Mais en même temps, les autorités turques essaient de concilier leur
attitude nationaliste avec des avancées démocratiques et des
déclarations, que l'on doit regarder purement et simplement comme du
mime. Des fonctionnaires de haut rang s'efforcent d'avancer des thèses
réductrices comme `douleur commune` ou `pertes mutuelles`. C'est ainsi
que lors d'une récente visite à un salon du livre, le premier ministre
Erdogan a acheté le livre `Arméniens et Turcs : Douleur Commune` du
journaliste turc Taha Akyol, démontrant ainsi son intérêt pour la
question. Mais le fait le plus marquent est la participation du
président du parlement turc, Cemil Cicek, à une conférence sur `Les
premiers pas vers un partage des peines et la guérison des blessures`
organisée l'autre jour par le parti Social Démocrate turc. Qui plus
est, au cours de son intervention, Cicek a déclaré : ` Après la
Première Guerre Mondiale a eu lieu un exil, et les Arméniens avec qui
nous étions habitués à vivre côte à côte à travers les ges ont été
forcés de quitter leur patrie. Nos douleurs sont communes il nous faut
accepter cela avant tout`. En fait, à l'approche du 24 avril, `Cemil
301` [Cicek était ministre de la justice en 2007 et défendait la
nouvelle version de l'article 301 en discussion NdT] s'essaie au port
du masque de dirigeant européen tolérant.

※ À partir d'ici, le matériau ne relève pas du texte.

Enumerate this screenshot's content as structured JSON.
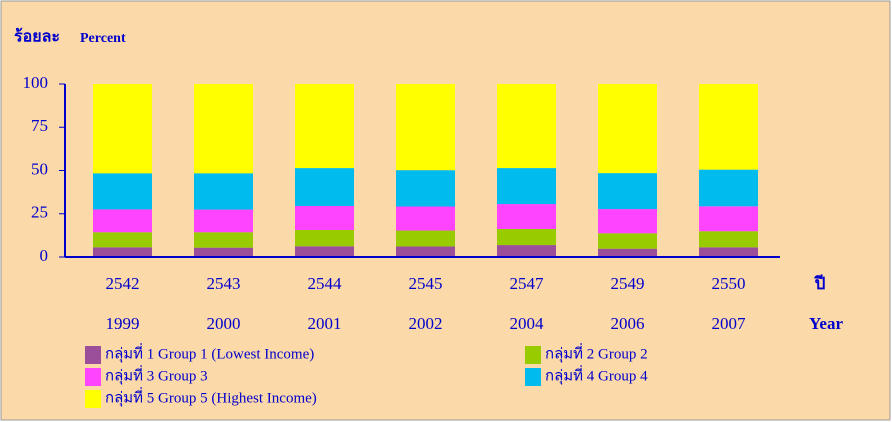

Notons que pour la plupart, les mouvements non gouvernementaux sont
contrôlés par l'état, mais qu'il en existe de sincères. Parmi eux,
Human Right Initiative et `Dites non au Racisme et au Nationalisme`,
qui ont organisé des manifestations à la mémoire des victimes du
Génocide des Arméniens de 1924 méritent qu'on les mentionne. Au cours
de la manifestation organisée place Taksim à Istanbul, on s'est
souvenu du soldat d'ascendance arménienne Sevak Balici, tué le 24
avril l'an passé, comme une victime du nationalisme. Les organisateurs
ont envoyé deux lettres présentant leur sentiment et leurs égards au
Catholicos de Tous les Arméniens et au Catholicos de Cilicie. Le choix
du lieu de ces organisations des droits de l'homme pour honorer les
victimes n'est pas neutre. Le Musée de l'?uvre du Monde Islamique Turc
était en 1915 une prison pour les exilés arméniens. Une particularité
importante de ces événements est que contrairement par exemple au
texte de la pétition `Nous Demandons Pardon aux Arméniens`, le terme
Génocide des Arméniens a été ici employé.
Il faut dire également que le nombre de personnes de la société turque
qui pensent qu'il vaudrait mieux reconnaître le Génocide des
Arméniens, demander pardon et ainsi libérer le pays pris lui-même en
otage est en augmentation. Et notons que ces personnes pensent d'abord
aux intérêts de la Turquie avant ceux d'une position pro-arménienne.
En même temps, le nombre de Turcs et de Kurdes qui sont prêts à
regarder leur histoire en face est trop faible en Turquie. Pour les
organisateurs de l'initiative `Dites Non au Racisme et au
Nationalisme`, il est impossible de changer l'opinion publique en
Turquie avec les seules forces des organisations de gauche.
Pour résumer, s'il est vrai que la politique de négation de la Turquie
rencontre des difficultés, les méthodes plus insidieuses qu'elle
adopte, faisant appel à d'autres forces, créent de nouveaux obstacles
sur la voie de la reconnaissance internationale de la vérité
historique, pour l'Arménie et les Arméniens.